The PI coding-agent backend uses a different resolution mechanism. Instead of resolving an HTTP request, PI's plan and question responses go through sendExtensionUiResponse() — a PI-native extension UI callback. The hook-bridge provides non-blocking publish helpers (publishPlanSubmitted, publishAskUserRequested) for this path.

Why the agent isn't given root

Cortex operates with the same privileges as the user who launched it. There is no sudo, no Docker socket, and no privilege escalation path. The forbidden bucket (installing system packages, modifying system config, rm -rf) exists to prevent the agent from destabilizing the machine even if it has the Unix permissions to do so.

On remote machines, the cortex-client process also runs as the user who started it — no privilege escalation. The WebSocket protocol between server and client has no authentication token (it trusts the network boundary), so the client should only be exposed on localhost or behind a Tailscale/VPN perimeter.

Audit trail

Approvals are logged in three places:

  1. PENDING_APPROVALS.md — each queued operation is appended here with full detail and final status (approved/rejected).
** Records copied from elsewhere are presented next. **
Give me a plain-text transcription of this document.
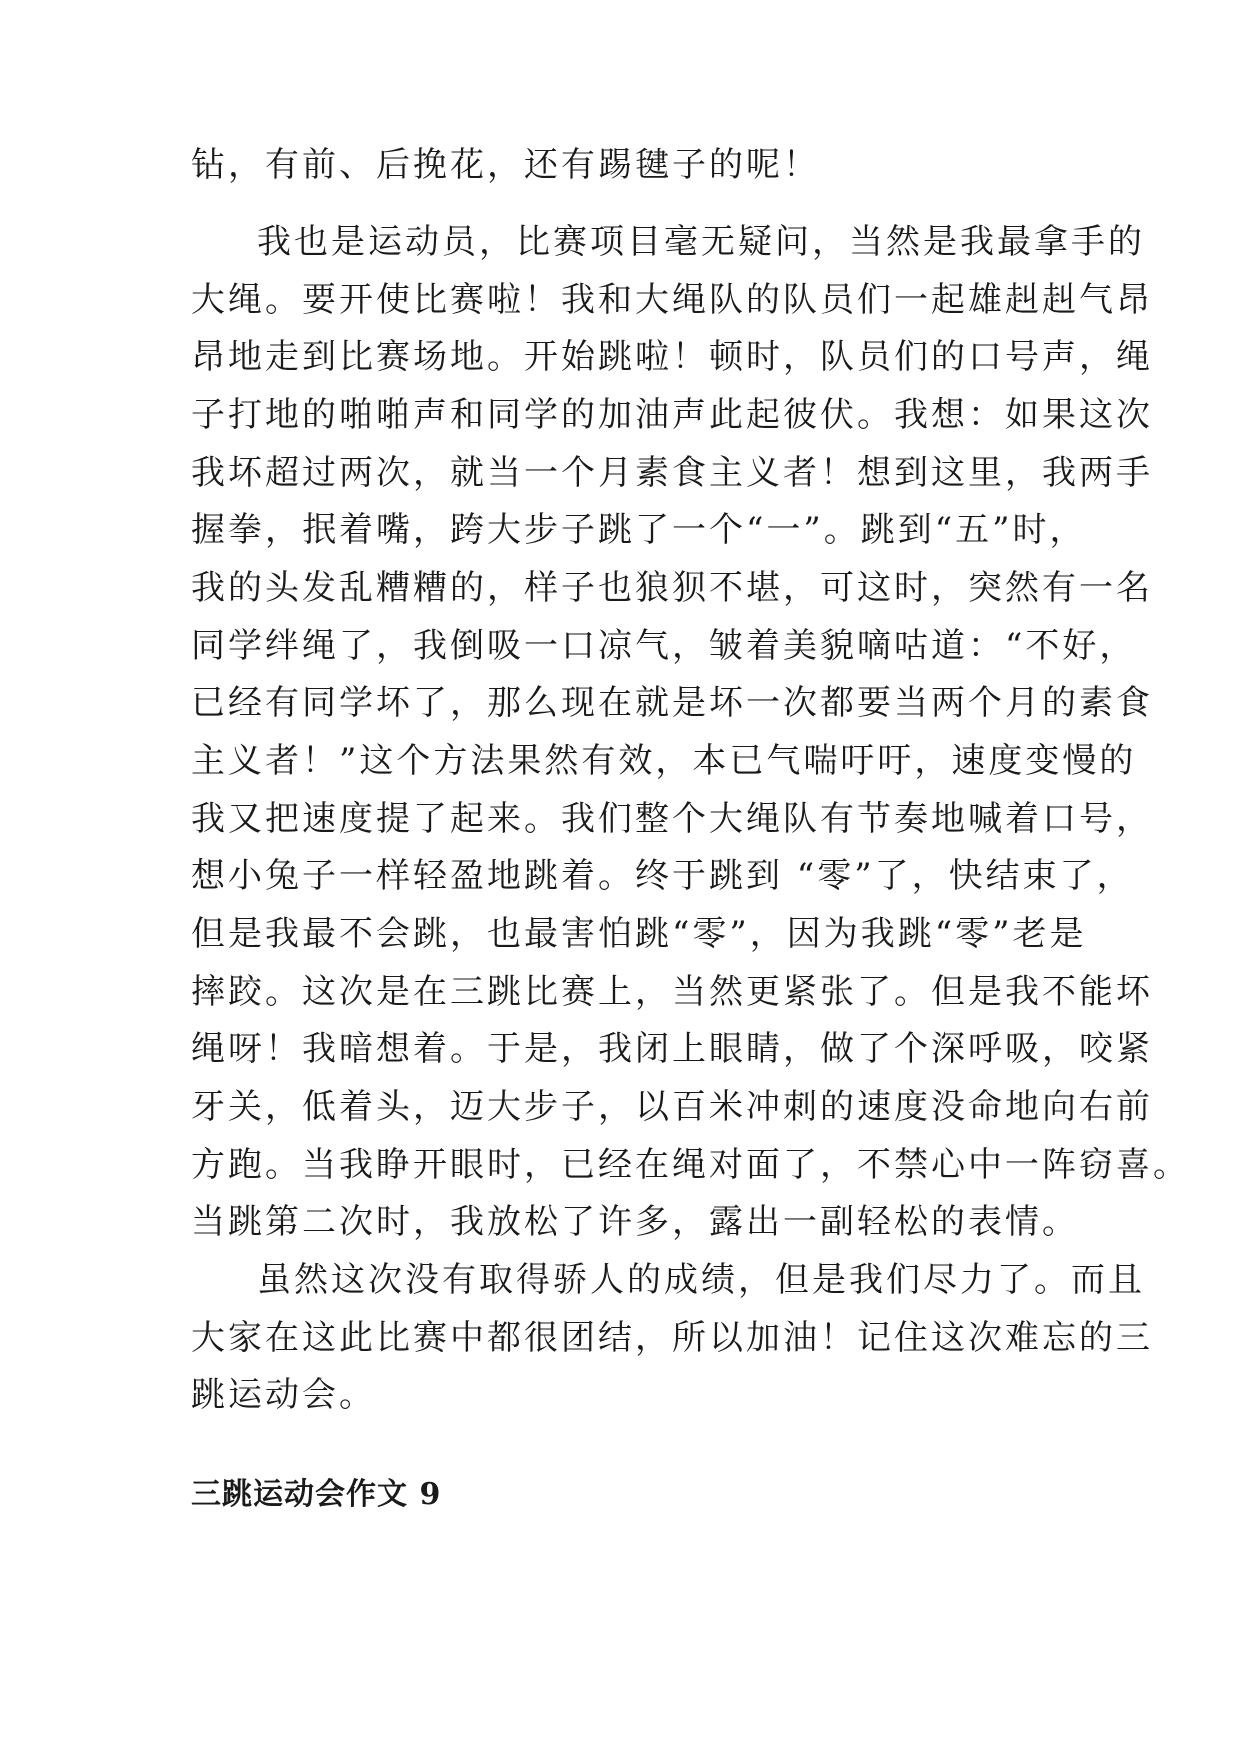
钻，有前、后挽花，还有踢毽子的呢！

我也是运动员，比赛项目毫无疑问，当然是我最拿手的

大绳。要开使比赛啦！我和大绳队的队员们一起雄赳赳气昂

昂地走到比赛场地。开始跳啦！顿时，队员们的口号声，绳

子打地的啪啪声和同学的加油声此起彼伏。我想：如果这次

我坏超过两次，就当一个月素食主义者！想到这里，我两手

握拳，抿着嘴，跨大步子跳了一个“一”。跳到“五”时，

我的头发乱糟糟的，样子也狼狈不堪，可这时，突然有一名

同学绊绳了，我倒吸一口凉气，皱着美貌嘀咕道：“不好，

已经有同学坏了，那么现在就是坏一次都要当两个月的素食

主义者！”这个方法果然有效，本已气喘吁吁，速度变慢的

我又把速度提了起来。我们整个大绳队有节奏地喊着口号，

想小兔子一样轻盈地跳着。终于跳到 “零”了，快结束了，

但是我最不会跳，也最害怕跳“零”，因为我跳“零”老是

摔跤。这次是在三跳比赛上，当然更紧张了。但是我不能坏

绳呀！我暗想着。于是，我闭上眼睛，做了个深呼吸，咬紧

牙关，低着头，迈大步子，以百米冲刺的速度没命地向右前

方跑。当我睁开眼时，已经在绳对面了，不禁心中一阵窃喜。

当跳第二次时，我放松了许多，露出一副轻松的表情。

虽然这次没有取得骄人的成绩，但是我们尽力了。而且

大家在这此比赛中都很团结，所以加油！记住这次难忘的三

跳运动会。

三跳运动会作文 9
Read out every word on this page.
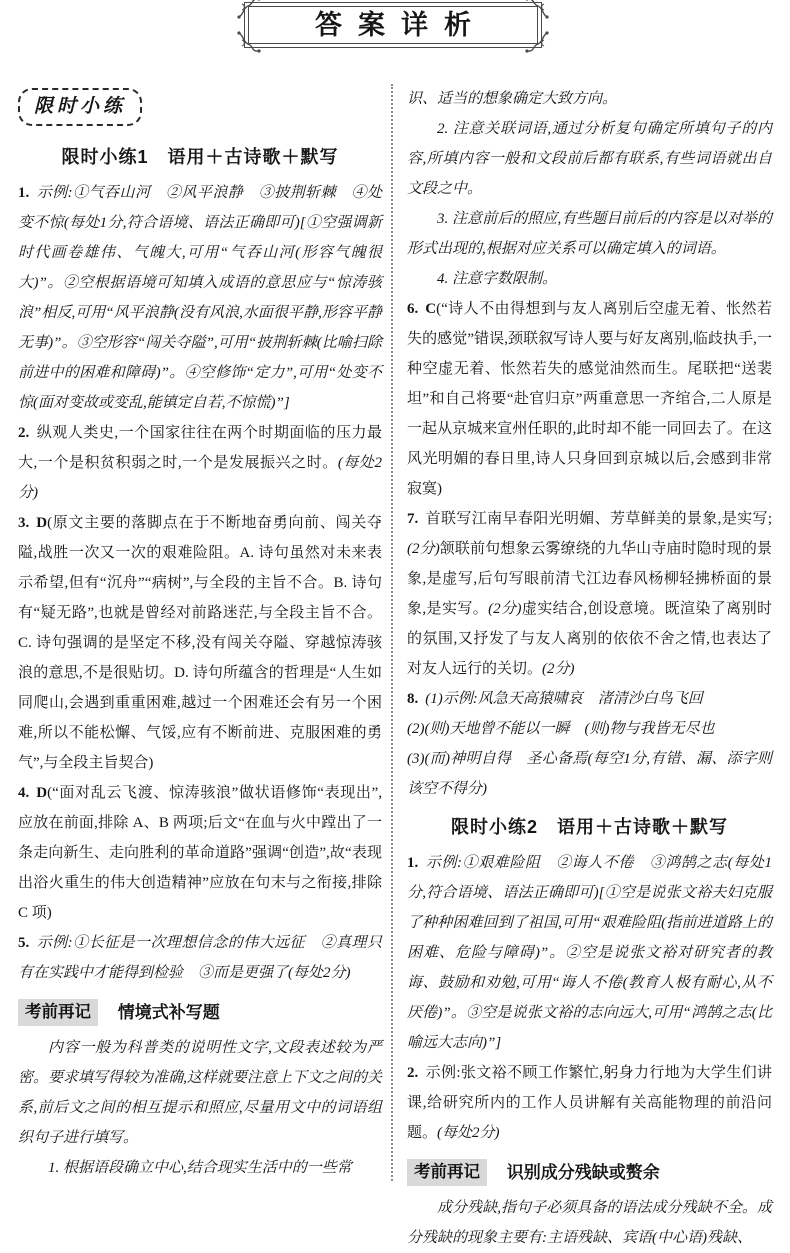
答案详析
限时小练
限时小练1　语用＋古诗歌＋默写

1. 示例:①气吞山河　②风平浪静　③披荆斩棘　④处变不惊(每处1分,符合语境、语法正确即可)[①空强调新时代画卷雄伟、气魄大,可用“气吞山河(形容气魄很大)”。②空根据语境可知填入成语的意思应与“惊涛骇浪”相反,可用“风平浪静(没有风浪,水面很平静,形容平静无事)”。③空形容“闯关夺隘”,可用“披荆斩棘(比喻扫除前进中的困难和障碍)”。④空修饰“定力”,可用“处变不惊(面对变故或变乱,能镇定自若,不惊慌)”]

2. 纵观人类史,一个国家往往在两个时期面临的压力最大,一个是积贫积弱之时,一个是发展振兴之时。(每处2分)

3. D(原文主要的落脚点在于不断地奋勇向前、闯关夺隘,战胜一次又一次的艰难险阻。A. 诗句虽然对未来表示希望,但有“沉舟”“病树”,与全段的主旨不合。B. 诗句有“疑无路”,也就是曾经对前路迷茫,与全段主旨不合。C. 诗句强调的是坚定不移,没有闯关夺隘、穿越惊涛骇浪的意思,不是很贴切。D. 诗句所蕴含的哲理是“人生如同爬山,会遇到重重困难,越过一个困难还会有另一个困难,所以不能松懈、气馁,应有不断前进、克服困难的勇气”,与全段主旨契合)

4. D(“面对乱云飞渡、惊涛骇浪”做状语修饰“表现出”,应放在前面,排除 A、B 两项;后文“在血与火中蹚出了一条走向新生、走向胜利的革命道路”强调“创造”,故“表现出浴火重生的伟大创造精神”应放在句末与之衔接,排除 C 项)

5. 示例:①长征是一次理想信念的伟大远征　②真理只有在实践中才能得到检验　③而是更强了(每处2分)

考前再记 情境式补写题

内容一般为科普类的说明性文字,文段表述较为严密。要求填写得较为准确,这样就要注意上下文之间的关系,前后文之间的相互提示和照应,尽量用文中的词语组织句子进行填写。

1. 根据语段确立中心,结合现实生活中的一些常

识、适当的想象确定大致方向。

2. 注意关联词语,通过分析复句确定所填句子的内容,所填内容一般和文段前后都有联系,有些词语就出自文段之中。

3. 注意前后的照应,有些题目前后的内容是以对举的形式出现的,根据对应关系可以确定填入的词语。

4. 注意字数限制。

6. C(“诗人不由得想到与友人离别后空虚无着、怅然若失的感觉”错误,颈联叙写诗人要与好友离别,临歧执手,一种空虚无着、怅然若失的感觉油然而生。尾联把“送裴坦”和自己将要“赴官归京”两重意思一齐绾合,二人原是一起从京城来宣州任职的,此时却不能一同回去了。在这风光明媚的春日里,诗人只身回到京城以后,会感到非常寂寞)

7. 首联写江南早春阳光明媚、芳草鲜美的景象,是实写;(2分)颔联前句想象云雾缭绕的九华山寺庙时隐时现的景象,是虚写,后句写眼前清弋江边春风杨柳轻拂桥面的景象,是实写。(2分)虚实结合,创设意境。既渲染了离别时的氛围,又抒发了与友人离别的依依不舍之情,也表达了对友人远行的关切。(2分)

8. (1)示例:风急天高猿啸哀　渚清沙白鸟飞回
(2)(则)天地曾不能以一瞬　(则)物与我皆无尽也
(3)(而)神明自得　圣心备焉(每空1分,有错、漏、添字则该空不得分)

限时小练2　语用＋古诗歌＋默写

1. 示例:①艰难险阻　②诲人不倦　③鸿鹄之志(每处1分,符合语境、语法正确即可)[①空是说张文裕夫妇克服了种种困难回到了祖国,可用“艰难险阻(指前进道路上的困难、危险与障碍)”。②空是说张文裕对研究者的教诲、鼓励和劝勉,可用“诲人不倦(教育人极有耐心,从不厌倦)”。③空是说张文裕的志向远大,可用“鸿鹄之志(比喻远大志向)”]

2. 示例:张文裕不顾工作繁忙,躬身力行地为大学生们讲课,给研究所内的工作人员讲解有关高能物理的前沿问题。(每处2分)

考前再记 识别成分残缺或赘余

成分残缺,指句子必须具备的语法成分残缺不全。成分残缺的现象主要有:主语残缺、宾语(中心语)残缺、
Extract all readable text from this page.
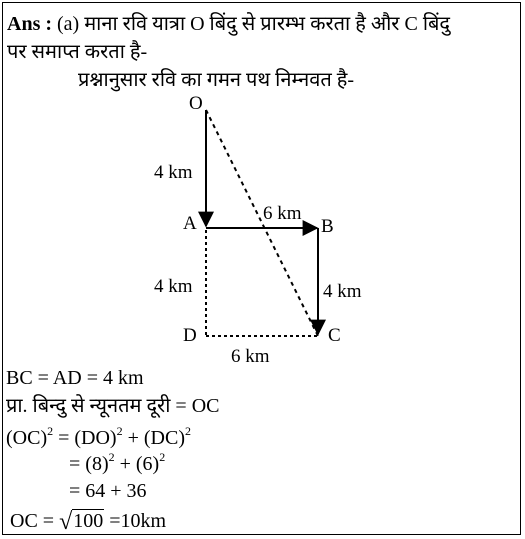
Ans : (a) माना रवि यात्रा O बिंदु से प्रारम्भ करता है और C बिंदु
पर समाप्त करता है-
प्रश्नानुसार रवि का गमन पथ निम्नवत है-
O
A	B
C
D
4 km
6 km
4 km	4 km
6 km
BC = AD = 4 km
प्रा. बिन्दु से न्यूनतम दूरी = OC
(OC)$^2$ = (DO)$^2$ + (DC)$^2$
= $(8)^2 + (6)^2$
= 64 + 36
OC = √100 =10km
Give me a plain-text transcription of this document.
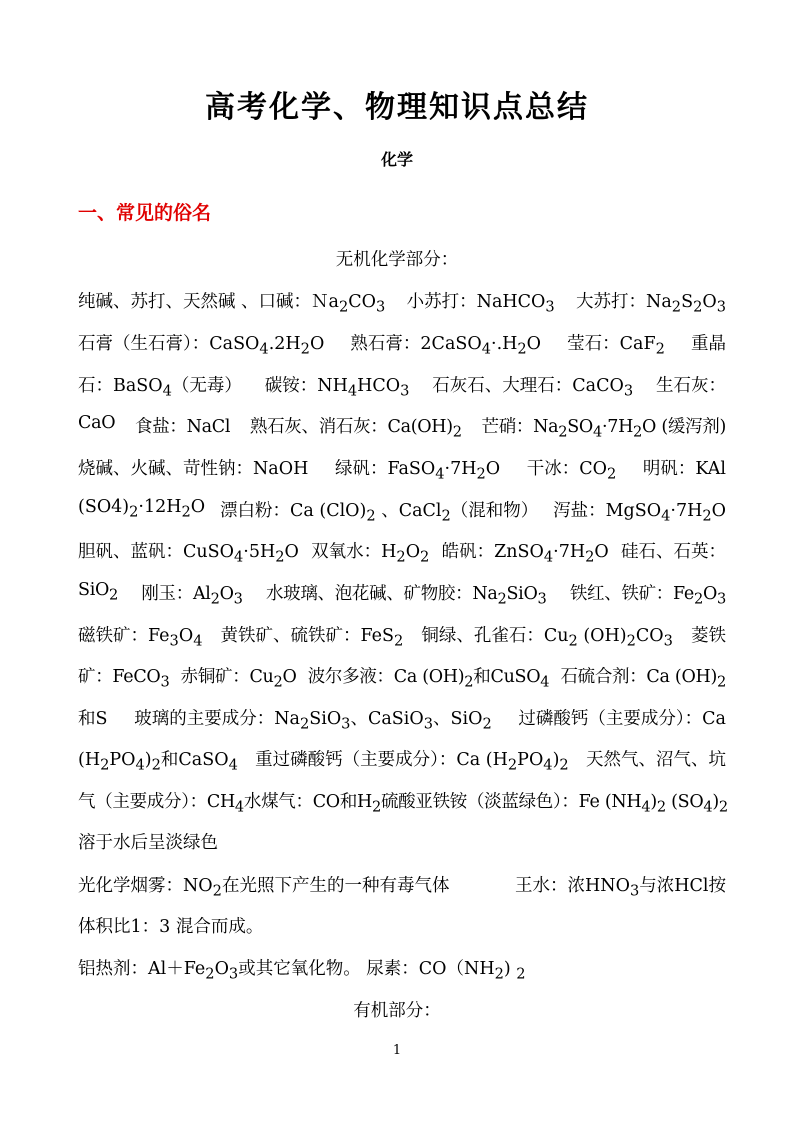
高考化学、物理知识点总结
化学
一、常见的俗名
无机化学部分：
纯碱、苏打、天然碱 、口碱：$Na_2CO_3$ 小苏打：NaHCO$_3$ 大苏打：$Na_2S_2O_3$
石膏（生石膏）：$CaSO_4.2H_2O$ 熟石膏：$2CaSO_4\cdot.H_2O$ 莹石：CaF$_2$ 重晶
石：BaSO$_4$（无毒） 碳铵：$NH_4HCO_3$ 石灰石、大理石：CaCO$_3$ 生石灰：
CaO 食盐：NaCl 熟石灰、消石灰：$Ca(OH)_2$ 芒硝：$Na_2SO_4\cdot 7H_2O$ (缓泻剂)
烧碱、火碱、苛性钠：NaOH 绿矾：$FaSO_4\cdot 7H_2O$ 干冰：$CO_2$ 明矾：KAl
$(SO4)_2\cdot 12H_2O$ 漂白粉：Ca $(ClO)_2$ 、CaCl$_2$（混和物） 泻盐：$MgSO_4\cdot 7H_2O$
胆矾、蓝矾：$CuSO_4\cdot 5H_2O$ 双氧水：$H_2O_2$ 皓矾：$ZnSO_4\cdot 7H_2O$ 硅石、石英：
SiO$_2$ 刚玉：$Al_2O_3$ 水玻璃、泡花碱、矿物胶：$Na_2SiO_3$ 铁红、铁矿：$Fe_2O_3$
磁铁矿：$Fe_3O_4$ 黄铁矿、硫铁矿：FeS$_2$ 铜绿、孔雀石：$Cu_2$ $(OH)_2CO_3$ 菱铁
矿：FeCO$_3$ 赤铜矿：$Cu_2O$ 波尔多液：Ca $(OH)_2$和CuSO$_4$ 石硫合剂：Ca $(OH)_2$
和S 玻璃的主要成分：$Na_2SiO_3$、CaSiO$_3$、SiO$_2$ 过磷酸钙（主要成分）：Ca
$(H_2PO_4)_2$和CaSO$_4$ 重过磷酸钙（主要成分）：Ca $(H_2PO_4)_2$ 天然气、沼气、坑
气（主要成分）：$CH_4$ 水煤气：CO和$H_2$ 硫酸亚铁铵（淡蓝绿色）：Fe $(NH_4)_2$ $(SO_4)_2$
溶于水后呈淡绿色
光化学烟雾：$NO_2$在光照下产生的一种有毒气体	王水：浓$HNO_3$与浓HCl按
体积比1：3 混合而成。
铝热剂：$Al+Fe_2O_3$或其它氧化物。 尿素：$CO(NH_2)$ $_2$
有机部分：
1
This is the human-readable audit trail.
  2. Event bus JSONLplan.submitted and plan.approved events are persisted by the event logger to daily-rolling events-YYYYMMDD.jsonl files in ~/.cortex/data/.
  3. Slack conversation — every approval interaction leaves a visible Slack message with the Approve/Provide Feedback buttons or the question modal. The conversation history is the operational record.

Configuration

The safety boundary classification lives in the root CORTEX.md at ~/.cortex/CORTEX.md under the "安全边界" (Safety Boundary) section. The need-approval skill maintains a synced copy. If you modify the safety boundary rules, update both locations.

The PENDING_APPROVALS.md file lives at ~/.cortex/context/PENDING_APPROVALS.md. It is created automatically on first use.

No additional configuration is required — the approval system is built into the agent's core reasoning and fires automatically when the agent considers a high-privilege operation.